Of the retailers contacted by the Sunday Herald who would be affected by a ban - those with shop floors more than 280sqm, about double the size of a tennis court - none showed any enthusiasm for opening on Christmas Day.

Supermarkets did, however show an interest in having a choice about New Year's Day, with one spokesman observing: "I bet you this year will be the same as last year: that on the 26th and on the 1st there will be lots of really narked customers standing outside peering in, wondering why they can't get in. It happens every year. They'll chap the door and ask the cleaners and security staff why we aren't open."

Tesco's submission to parliament ahead of last week's vote was also indicative of the way supermarkets view any future legislation. Disagreeing with the bill's definition of 280sqm as a big shop, the supermarket giant claimed a large store these days is in fact 25,000 sqft (2300 sqm), otherwise "we will not have a full range of products available for our customers".

A spokeswoman for Debenhams defended the company's decision to open 10 stores, from Inverness to Ayr, for seven hours on January 1, 2007, but refused to provide an employee to be interviewed about how they feel about working on New Year's Day.

She said: "Debenhams opens on January 1 due to customer demand. This is a voluntary working day for all staff and we never have a problem getting enough people to work on this day."

These claims were confirmed by sources who told the Sunday Herald that there are often too many staff willing to work on January 1, and that in years past Debenhams has been quiet on New Year's Day, despite the lure of the sales.

Yet Usdaw, the shop workers' union that worked closely with Whitefield to bring forward her bill, insists their 36,000 Scottish members are in favour of the legislation. One of them is Jackie Martin, who says: "There's no amount of money you could pay me to work either day."

Martin, who did not wish to reveal where she lives or works, adds: "It's mayhem in the run-up to Christmas, you'd think we were feeding the five thousand. You work through your breaks half the time because there is so much to do, you don't take a lunch break. At the same time you are trying to organise your own Christmas, get your own family organised and get presents for them.

"I want to be able to protect those days as a special time that I know I will spend with my family. It really annoys me that we don't have that protection already."

Another Usdaw member, Barry Robertson from Armadale, is looking forward to the "hectic" festive season being over and spending a first Christmas with his wife and baby son as a family. "If employers pushed the New Year's Day opening, there would be an outcry in Scotland. We aren't robots. There is a class issue going on here: the Tories didn't support the bill. But it's the workers who are on the receiving end of that. I'd like to know if those MSPs who voted against the bill would be willing to come and work in parliament at Christmas time."

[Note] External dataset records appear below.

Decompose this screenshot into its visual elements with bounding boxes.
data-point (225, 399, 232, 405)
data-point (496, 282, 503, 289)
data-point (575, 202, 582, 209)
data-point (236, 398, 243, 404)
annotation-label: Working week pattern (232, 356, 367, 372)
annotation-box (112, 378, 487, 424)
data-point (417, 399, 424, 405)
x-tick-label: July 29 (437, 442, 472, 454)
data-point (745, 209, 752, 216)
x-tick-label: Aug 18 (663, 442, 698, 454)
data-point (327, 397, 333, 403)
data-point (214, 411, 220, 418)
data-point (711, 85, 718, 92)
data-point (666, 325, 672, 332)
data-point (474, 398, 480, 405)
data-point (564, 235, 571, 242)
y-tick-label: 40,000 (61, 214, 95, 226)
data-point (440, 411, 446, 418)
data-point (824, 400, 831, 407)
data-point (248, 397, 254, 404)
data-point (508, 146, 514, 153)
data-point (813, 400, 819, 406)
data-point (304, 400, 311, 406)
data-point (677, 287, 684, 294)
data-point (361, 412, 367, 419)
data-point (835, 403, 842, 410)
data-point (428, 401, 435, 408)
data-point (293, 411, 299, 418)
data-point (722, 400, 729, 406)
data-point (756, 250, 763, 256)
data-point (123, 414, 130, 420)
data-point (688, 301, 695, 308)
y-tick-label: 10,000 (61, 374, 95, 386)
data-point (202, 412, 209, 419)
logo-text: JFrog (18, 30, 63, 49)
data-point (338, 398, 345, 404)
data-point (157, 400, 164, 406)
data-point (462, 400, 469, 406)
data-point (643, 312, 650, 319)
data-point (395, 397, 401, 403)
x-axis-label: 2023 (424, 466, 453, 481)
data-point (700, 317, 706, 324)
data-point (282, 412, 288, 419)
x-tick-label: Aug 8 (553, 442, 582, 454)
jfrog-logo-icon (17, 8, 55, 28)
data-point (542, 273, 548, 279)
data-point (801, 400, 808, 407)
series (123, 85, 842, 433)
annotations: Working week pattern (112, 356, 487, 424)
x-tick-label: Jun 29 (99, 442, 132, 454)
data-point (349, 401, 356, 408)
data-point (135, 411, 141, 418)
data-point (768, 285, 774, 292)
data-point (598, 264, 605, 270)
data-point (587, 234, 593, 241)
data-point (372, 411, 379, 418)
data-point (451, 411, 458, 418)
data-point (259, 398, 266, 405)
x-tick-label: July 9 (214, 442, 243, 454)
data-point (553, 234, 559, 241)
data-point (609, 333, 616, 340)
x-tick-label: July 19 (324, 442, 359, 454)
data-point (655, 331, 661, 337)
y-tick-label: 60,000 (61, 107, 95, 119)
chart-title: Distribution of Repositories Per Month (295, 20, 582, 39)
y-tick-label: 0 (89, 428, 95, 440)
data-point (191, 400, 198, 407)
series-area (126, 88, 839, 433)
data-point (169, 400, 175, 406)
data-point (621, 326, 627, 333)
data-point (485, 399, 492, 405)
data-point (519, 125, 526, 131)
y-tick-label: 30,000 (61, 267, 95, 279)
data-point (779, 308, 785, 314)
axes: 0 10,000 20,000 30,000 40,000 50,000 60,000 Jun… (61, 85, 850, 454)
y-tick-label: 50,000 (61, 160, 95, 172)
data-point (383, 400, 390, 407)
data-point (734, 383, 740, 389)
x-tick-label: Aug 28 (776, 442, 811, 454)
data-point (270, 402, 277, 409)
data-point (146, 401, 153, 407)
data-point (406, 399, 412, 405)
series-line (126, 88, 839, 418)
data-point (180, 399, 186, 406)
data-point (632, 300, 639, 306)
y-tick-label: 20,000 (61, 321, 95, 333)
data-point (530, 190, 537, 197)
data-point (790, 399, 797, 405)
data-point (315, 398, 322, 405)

Whitefield said she had no plans to extend her mission to protect Christmas to other industries such as hospitality or entertainment. She also argued that if shops are widely open when they are normally closed, then public services have to be on duty as well.

David Williams, political officer for Usdaw, says the "snowball effect" will be amplified in years to come if Whitefield's bill fails next year. "There is a larger community under threat that makes us want to push forward with this, it will have a big knock-on effect.

"Our members learned their lesson over Sunday trading. When that started there were promises of extra money, but that was eroded over time. They are promising treble time to work on New Year's Day for 2007 but that cannot be sustained. It's unaffordable. And retail workers will pay the price for it."